Ostatnie tygodnie to wręcz pasmo wpadek sędziowskich, bulwersujących zwykłego obywatela. A to wypuszczono człowieka odpowiedzialnego za wyłudzenia metodą „na wnuczka”, a to przyłapano sędziego na pospolitej kradzieży w sklepie, a to pijana sędzina miała niefart i jako wiceprezes sądu spowodowała stłuczkę. Media prześcigają się wręcz w opisywaniu kuriozalnych przypadków w rodzaju „sędzina zatrudniała własnego kochanka” czy „z winy sędziny bez powodu przetrzymywano osoby na obserwacji psychiatrycznej”. Postępowania wobec sędziów, jeśli nawet są wszczynane, to szybko bywają umarzane z bulwersującym uzasadnieniem, że sędzina „nie będzie mogła stanąć przed sądem ani teraz ani nigdy, ponieważ nie będzie w stanie prowadzić skutecznej obrony, a nawet mając obrońcę może mu przeszkadzać z powodu niskiej samooceny i brania na siebie win”. Kradzieże sędziów dotyczą np. kiełbasy czy pendrive’ów, co tym bardziej zastanawia – aż tak są biedni czy bezczelni? Takie przypadki nie są chwalebne, obciążają całą grupę sędziów, chociaż większość z nich pracuje rzetelnie.
Moje osobiste doświadczenia z sądami są pozytywne, nie zetknąłem się z dziwnymi sytuacjami. W sprawie sądowej założonej mi przez prezydenta Rzeszowa – gdy troszcząc się o wykorzystanie potężnych pieniędzy unijnych na Rzeszowski Obszar Funkcjonalny zostałem zaatakowany – odniosłem zwycięstwo. To znaczy postępowanie sądowe trwało długo, wymagało przesłuchania wielu świadków (wójtowie, burmistrzowie, wiceminister), którzy potwierdzili przed sądem moją wersję wydarzeń. Ostatecznie sąd przyznał mi rację i oddalił pozew prezydenta.
Widać trudno było pogodzić się władzom miasta z przegraną, bo złożyli apelację nie zgadzając się z treścią wyroku. Znowu kolejne miesiące, powiększony skład sędziowski i jeszcze większy mój sukces: sąd apelacyjny podtrzymał decyzję, a co więcej w szerokim uzasadnieniu pojawiły się jeszcze korzystniejsze dla mnie sformułowania. Prawda zwyciężyła, podatnicy rzeszowscy zapłacili za niepotrzebne koszty (ja prawników opłacałem z własnej kieszeni), sąd stanął na wysokości zadania. Po co to było potrzebne prezydentowi, doprawdy nie wiem.

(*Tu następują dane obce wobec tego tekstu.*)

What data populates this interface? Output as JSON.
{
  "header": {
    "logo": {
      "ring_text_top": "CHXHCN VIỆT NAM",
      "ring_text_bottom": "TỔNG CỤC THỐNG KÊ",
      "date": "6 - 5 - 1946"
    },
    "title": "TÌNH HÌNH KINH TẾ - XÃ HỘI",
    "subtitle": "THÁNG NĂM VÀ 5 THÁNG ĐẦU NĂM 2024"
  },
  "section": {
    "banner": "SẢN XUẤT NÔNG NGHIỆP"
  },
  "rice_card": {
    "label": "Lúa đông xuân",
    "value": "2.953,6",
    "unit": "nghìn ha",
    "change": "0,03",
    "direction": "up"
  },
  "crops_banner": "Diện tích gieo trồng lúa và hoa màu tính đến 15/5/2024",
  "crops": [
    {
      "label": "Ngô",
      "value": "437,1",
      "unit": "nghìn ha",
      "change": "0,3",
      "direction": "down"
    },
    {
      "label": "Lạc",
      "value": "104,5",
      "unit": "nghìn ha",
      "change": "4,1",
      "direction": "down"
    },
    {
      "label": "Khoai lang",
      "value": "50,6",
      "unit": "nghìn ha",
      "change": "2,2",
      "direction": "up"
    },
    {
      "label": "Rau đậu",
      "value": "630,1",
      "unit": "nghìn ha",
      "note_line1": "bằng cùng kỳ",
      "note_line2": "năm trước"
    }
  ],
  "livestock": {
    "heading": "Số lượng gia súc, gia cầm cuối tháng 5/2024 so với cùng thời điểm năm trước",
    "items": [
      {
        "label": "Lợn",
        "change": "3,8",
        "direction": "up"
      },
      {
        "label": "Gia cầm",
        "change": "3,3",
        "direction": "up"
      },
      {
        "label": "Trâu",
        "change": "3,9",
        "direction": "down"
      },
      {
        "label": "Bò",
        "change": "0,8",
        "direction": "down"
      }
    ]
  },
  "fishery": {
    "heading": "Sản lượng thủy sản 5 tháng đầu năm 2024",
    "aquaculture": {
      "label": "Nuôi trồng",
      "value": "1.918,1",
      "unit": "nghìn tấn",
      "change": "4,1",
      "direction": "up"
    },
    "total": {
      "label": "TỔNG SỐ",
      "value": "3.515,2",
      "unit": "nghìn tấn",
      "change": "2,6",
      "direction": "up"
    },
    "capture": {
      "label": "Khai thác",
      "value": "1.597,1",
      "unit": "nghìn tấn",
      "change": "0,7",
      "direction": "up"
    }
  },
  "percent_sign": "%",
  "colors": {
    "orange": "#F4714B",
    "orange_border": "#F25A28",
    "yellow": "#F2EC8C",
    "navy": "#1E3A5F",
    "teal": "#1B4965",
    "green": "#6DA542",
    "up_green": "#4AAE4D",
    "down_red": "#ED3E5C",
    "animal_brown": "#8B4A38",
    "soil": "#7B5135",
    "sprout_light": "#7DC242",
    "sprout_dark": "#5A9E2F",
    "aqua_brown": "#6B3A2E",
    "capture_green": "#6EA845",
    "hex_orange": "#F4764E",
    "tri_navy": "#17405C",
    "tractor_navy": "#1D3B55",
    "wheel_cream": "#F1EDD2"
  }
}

Wracając na podwórko krajowe, zdumiewa i przeraża przyjęta obrona sędziów skierowana do instytucji unijnych. Argumentacja w rodzaju „sędziowie są wręcz fizycznie atakowani” czy „są szykanowani i represjonowani, podobnie jak członkowie ich rodzin” jest tak fantazyjna, że aż przeraża. Sędziowie podobno są prześladowani i zastraszani przez różne instytucje publiczne – groteskowość takich sformułowań dostrzega chyba każdy. A że list przedstawicielstwa Komisji Europejskiej w Polsce kierowany jest do unijnych komisarzy, to zastanawia podwójnie.
Obrona przez atak wygląda naprawdę żałośnie.